I really don't know why, exactly, I like to ruminate about falling down. Perhaps it's the huge relief that I didn't die, or something to that effect, that makes me want to prolong the experience by writing about it.
Anyway, it was about 2 a.m. Last night. I woke up with an intense pain in my shoulder (I need another cortisone shot; seeing the doc for that on Monday). So I get up, thinking I'll take some pain medicine which is in my bathroom, literally one or two steps away from the bed. I felt kinda dizzy, as I do sometimes. So I stand there a moment, and, with my eyes trying to see in the dark, I think I see the white wall by the dresser. It's really close to the bed, so I decide to steady myself by leaning toward it, hand outstretched.
It wasn't the wall at all! My eyes had deceived me. It was the empty space right by the dresser, i.e., the DOORWAY into the bathroom,
So I just FALL RIGHT THROUGH THE EMPTY SPACE.
My feet didn't move. I just fell head first (torso first, I guess, really)and landed with half of my body in the bathroom and half by the bed where I'd been standing one or two steps away. KABOOM!!!
Amazing how fast one hits the ground, especially in the dark.
I screamed. Or, I think I screamed. Perhaps it was just the air leaving my lungs or something. Katie said she heard something -- and her room is far away. David was there, with me, so fast that I don't know how he did it! "Are you OK? Don't try to move. Are you OK?"
I immediately moved my legs and arms -- I knew nothing was broken.

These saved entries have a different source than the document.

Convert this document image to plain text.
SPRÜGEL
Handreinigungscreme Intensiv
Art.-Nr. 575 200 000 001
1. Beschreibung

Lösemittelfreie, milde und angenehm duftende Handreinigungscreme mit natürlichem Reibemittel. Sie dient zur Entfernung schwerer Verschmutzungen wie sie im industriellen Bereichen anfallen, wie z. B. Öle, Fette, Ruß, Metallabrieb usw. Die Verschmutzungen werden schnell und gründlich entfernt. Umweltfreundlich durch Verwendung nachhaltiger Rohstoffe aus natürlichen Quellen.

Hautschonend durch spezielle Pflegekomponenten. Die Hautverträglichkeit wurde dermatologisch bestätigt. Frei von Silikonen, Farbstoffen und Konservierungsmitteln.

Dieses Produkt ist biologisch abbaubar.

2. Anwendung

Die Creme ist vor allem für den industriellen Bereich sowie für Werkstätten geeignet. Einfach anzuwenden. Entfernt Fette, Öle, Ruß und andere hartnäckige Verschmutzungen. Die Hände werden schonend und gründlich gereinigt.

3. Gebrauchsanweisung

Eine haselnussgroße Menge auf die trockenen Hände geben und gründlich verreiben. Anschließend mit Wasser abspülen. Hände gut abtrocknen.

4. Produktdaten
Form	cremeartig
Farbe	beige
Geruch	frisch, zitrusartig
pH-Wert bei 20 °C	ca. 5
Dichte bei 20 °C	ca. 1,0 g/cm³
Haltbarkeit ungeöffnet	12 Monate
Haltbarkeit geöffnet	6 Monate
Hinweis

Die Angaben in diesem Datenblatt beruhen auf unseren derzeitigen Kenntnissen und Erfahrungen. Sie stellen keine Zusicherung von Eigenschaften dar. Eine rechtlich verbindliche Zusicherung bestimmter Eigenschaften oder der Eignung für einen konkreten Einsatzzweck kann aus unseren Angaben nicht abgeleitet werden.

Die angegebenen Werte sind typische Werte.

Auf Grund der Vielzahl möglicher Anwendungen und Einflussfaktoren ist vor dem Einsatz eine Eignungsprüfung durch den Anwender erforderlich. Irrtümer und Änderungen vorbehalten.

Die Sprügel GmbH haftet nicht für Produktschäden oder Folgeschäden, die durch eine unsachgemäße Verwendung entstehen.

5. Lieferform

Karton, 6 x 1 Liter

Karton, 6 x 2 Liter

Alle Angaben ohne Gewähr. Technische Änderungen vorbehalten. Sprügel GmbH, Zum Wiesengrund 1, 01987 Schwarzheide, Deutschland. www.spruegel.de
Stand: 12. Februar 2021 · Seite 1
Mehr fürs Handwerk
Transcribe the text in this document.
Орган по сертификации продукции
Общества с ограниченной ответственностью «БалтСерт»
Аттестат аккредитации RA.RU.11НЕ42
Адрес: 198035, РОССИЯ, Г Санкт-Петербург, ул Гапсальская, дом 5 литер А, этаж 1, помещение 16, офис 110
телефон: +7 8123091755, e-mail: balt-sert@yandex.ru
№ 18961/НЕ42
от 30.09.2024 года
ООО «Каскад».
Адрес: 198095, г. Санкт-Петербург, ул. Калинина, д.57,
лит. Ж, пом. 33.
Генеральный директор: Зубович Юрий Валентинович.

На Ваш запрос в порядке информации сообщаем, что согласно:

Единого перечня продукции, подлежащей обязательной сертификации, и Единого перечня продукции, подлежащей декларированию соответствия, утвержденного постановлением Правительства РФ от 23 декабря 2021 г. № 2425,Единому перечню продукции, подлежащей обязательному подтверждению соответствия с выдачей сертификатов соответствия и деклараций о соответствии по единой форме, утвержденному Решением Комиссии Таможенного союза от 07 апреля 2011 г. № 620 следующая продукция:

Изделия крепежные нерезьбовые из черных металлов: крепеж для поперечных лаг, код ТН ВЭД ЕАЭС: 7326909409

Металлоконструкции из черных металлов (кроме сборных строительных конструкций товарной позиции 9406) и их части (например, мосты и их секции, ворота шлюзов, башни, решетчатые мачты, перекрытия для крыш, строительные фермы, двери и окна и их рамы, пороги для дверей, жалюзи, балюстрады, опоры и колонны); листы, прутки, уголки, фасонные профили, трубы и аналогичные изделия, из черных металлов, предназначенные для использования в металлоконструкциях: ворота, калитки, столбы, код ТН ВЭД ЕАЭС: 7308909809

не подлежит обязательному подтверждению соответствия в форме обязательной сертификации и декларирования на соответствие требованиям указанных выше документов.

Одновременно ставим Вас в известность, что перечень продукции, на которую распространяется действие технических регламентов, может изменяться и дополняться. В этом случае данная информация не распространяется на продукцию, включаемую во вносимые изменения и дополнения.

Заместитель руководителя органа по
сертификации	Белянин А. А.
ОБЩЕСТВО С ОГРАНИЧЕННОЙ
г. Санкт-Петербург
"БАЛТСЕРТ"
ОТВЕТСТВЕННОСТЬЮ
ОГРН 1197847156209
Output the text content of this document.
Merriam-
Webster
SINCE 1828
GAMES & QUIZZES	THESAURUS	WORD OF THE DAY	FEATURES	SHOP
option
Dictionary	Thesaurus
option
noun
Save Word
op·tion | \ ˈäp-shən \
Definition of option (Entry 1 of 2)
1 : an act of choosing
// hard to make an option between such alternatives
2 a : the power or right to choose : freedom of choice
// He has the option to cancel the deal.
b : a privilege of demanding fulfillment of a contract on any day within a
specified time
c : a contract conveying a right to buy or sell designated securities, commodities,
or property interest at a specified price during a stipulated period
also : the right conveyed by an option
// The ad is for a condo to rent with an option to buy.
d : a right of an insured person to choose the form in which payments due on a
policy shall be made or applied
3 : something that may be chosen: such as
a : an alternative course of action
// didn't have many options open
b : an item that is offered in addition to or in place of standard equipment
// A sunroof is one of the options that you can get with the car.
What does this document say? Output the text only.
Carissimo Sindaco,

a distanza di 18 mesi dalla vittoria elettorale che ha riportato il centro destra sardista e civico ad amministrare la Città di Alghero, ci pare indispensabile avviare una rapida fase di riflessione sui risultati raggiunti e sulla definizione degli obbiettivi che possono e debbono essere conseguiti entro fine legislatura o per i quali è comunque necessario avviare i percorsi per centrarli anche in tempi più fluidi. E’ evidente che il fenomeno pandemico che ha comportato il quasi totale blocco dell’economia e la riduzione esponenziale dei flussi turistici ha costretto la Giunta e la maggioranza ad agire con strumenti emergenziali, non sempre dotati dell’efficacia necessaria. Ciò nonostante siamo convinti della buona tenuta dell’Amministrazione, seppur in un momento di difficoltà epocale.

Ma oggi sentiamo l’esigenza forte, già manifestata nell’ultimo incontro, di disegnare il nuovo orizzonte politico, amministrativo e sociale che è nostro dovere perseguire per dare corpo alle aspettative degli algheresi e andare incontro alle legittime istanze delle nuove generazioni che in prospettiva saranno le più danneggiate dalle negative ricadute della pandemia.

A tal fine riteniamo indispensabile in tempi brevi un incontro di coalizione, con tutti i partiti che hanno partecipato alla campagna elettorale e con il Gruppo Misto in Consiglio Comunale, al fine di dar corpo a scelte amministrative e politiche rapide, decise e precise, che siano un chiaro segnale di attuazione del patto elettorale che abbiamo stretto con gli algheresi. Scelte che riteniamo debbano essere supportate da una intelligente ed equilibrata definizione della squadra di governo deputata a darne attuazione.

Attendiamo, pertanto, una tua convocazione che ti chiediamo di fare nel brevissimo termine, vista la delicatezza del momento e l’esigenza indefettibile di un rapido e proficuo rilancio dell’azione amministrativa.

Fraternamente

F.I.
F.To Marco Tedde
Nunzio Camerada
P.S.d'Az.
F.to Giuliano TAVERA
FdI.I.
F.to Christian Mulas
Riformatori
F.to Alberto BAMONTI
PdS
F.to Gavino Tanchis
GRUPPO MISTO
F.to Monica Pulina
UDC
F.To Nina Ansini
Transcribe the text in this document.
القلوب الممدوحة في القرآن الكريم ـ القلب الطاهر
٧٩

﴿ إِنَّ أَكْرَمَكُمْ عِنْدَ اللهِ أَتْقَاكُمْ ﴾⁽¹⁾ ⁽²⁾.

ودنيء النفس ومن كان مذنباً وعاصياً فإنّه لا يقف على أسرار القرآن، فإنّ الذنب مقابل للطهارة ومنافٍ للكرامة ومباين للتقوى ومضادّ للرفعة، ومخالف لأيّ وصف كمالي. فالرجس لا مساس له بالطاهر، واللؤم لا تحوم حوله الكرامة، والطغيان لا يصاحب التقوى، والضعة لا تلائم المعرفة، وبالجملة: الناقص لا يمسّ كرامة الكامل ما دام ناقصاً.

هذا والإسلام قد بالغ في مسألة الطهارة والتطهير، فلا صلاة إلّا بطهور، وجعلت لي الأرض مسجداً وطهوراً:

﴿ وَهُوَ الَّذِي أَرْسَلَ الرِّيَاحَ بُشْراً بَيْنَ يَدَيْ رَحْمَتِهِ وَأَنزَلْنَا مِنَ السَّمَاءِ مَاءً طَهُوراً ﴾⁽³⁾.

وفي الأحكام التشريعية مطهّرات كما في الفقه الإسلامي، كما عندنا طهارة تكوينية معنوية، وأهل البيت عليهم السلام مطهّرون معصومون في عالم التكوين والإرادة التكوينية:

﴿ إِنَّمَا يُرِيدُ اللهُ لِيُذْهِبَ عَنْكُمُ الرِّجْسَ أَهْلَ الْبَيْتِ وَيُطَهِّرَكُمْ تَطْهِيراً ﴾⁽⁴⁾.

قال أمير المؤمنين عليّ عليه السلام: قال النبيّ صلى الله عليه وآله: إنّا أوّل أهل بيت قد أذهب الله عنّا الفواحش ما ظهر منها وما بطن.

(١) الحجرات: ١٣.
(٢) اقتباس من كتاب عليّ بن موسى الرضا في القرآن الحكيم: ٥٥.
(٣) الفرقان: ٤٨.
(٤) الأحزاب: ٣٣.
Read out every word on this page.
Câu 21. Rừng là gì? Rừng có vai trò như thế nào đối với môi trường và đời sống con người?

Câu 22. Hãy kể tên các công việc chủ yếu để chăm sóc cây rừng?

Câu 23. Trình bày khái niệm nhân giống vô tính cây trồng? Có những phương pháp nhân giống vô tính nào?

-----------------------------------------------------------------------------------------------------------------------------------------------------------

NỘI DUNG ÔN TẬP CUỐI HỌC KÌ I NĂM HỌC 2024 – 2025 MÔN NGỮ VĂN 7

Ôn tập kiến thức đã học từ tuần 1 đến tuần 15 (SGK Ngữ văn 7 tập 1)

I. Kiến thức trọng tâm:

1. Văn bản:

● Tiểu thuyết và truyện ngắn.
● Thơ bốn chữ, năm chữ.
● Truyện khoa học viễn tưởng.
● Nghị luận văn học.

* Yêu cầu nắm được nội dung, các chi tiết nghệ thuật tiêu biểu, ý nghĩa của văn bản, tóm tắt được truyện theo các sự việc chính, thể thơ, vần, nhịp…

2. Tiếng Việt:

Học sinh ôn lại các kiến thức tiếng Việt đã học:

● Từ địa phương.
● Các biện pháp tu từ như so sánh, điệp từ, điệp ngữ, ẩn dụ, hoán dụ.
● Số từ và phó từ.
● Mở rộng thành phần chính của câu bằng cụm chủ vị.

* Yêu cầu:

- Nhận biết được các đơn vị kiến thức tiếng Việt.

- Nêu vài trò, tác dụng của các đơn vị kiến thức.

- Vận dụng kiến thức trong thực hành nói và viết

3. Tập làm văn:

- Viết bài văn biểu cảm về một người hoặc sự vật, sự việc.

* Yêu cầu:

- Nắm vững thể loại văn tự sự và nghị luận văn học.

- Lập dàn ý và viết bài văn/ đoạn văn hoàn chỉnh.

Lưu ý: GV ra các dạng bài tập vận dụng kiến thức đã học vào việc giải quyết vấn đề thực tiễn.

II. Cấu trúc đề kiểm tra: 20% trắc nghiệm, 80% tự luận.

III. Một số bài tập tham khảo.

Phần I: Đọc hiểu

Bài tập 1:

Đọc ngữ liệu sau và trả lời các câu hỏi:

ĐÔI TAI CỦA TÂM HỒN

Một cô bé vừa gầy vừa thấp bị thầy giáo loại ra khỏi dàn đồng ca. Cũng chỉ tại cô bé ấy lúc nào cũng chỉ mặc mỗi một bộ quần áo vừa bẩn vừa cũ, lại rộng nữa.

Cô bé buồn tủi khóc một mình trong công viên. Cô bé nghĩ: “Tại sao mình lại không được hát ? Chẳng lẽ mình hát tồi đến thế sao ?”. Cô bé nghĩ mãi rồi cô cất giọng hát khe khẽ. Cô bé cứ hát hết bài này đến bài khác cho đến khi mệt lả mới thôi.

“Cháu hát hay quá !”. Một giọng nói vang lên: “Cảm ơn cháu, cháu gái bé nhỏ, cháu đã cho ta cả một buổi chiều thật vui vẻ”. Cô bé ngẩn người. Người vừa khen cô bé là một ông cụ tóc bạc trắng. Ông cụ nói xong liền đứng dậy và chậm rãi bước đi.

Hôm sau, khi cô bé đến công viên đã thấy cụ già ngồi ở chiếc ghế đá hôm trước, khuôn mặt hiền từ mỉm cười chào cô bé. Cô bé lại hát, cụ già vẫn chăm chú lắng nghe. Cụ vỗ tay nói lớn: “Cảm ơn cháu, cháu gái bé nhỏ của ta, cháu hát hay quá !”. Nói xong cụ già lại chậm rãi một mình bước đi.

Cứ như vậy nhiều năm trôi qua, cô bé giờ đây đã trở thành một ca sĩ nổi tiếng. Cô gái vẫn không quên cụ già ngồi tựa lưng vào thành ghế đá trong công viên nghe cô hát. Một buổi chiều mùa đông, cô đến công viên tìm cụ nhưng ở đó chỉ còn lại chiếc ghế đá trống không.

I cried a little. And I think I did my little crazy laughter, like I do after a fall. Totally nervous release. "Honey, let me help you," David said, and he wanted to help me up, but that space is so small that I needed to do that myself.
"What happened?" he said.
"I needed some pain pills for my shoulder. That's all. I'm OK. You go back to bed." I'm always embarrassed when I fall. Better to face the fallout feelings (pun intended) by myself.
"You sure?" "Yes, yes, I'm OK, thanks" I say. So he goes back to bed. I try to breathe, manage to take the medicine, turn off the light, and get back into bed, where David holds my hand for a while. I didn't ask him whether he remembered that I had dreamed of falling just a few hours before this happened. I had awakened myself with some kind of exclamation, which woke him up. That dream had come just as we were both falling asleep. One of those times when I woke up from the dream and thought "Wait. No, I wasn't even asleep yet." Weird. Weird. SO Weird.
Anyway, when he turns on his side, not facing me, the breakdown comes, as it always does.
I cry quietly. My hands and head start to shake.
That HORRIFYING sense of being totally out of control. With part of my consciousness knowing I could be really hurt. Another part wondering when the KABOOM! will get there. And yet another part TERRIFIED at the knowledge that there's nothing, nothing, nothing I can do. Pain is coming. It's unavoidable.
Actually, this time, the pain didn't come until around 4 a.m. The meds for the shoulder pain apparently hadn't made a dent in this new pain in my upper ribs area. Oh great, I think. So I get up and start on the hydrocodone, which at least helps me get to sleep until 6:00 when David gets up. With his advise, I decide to go ahead to my 8:30 appointment for the Gammuglobulin infusion. Got that out of the way; spent the rest of the day splayed out in the recliner. Katie came home around 2:00, which was nice. David around 6:00. Nice evening. While we watched the Texas Rangers play, I got quite a bit of work done on my laptop, actually, so that was good. Sometimes not wanting to make a move has its advantages, I guess.
So, tonight, when I get up in the middle of the night, as I always do, perhaps I'll use the flashlight that I keep on the nightstand.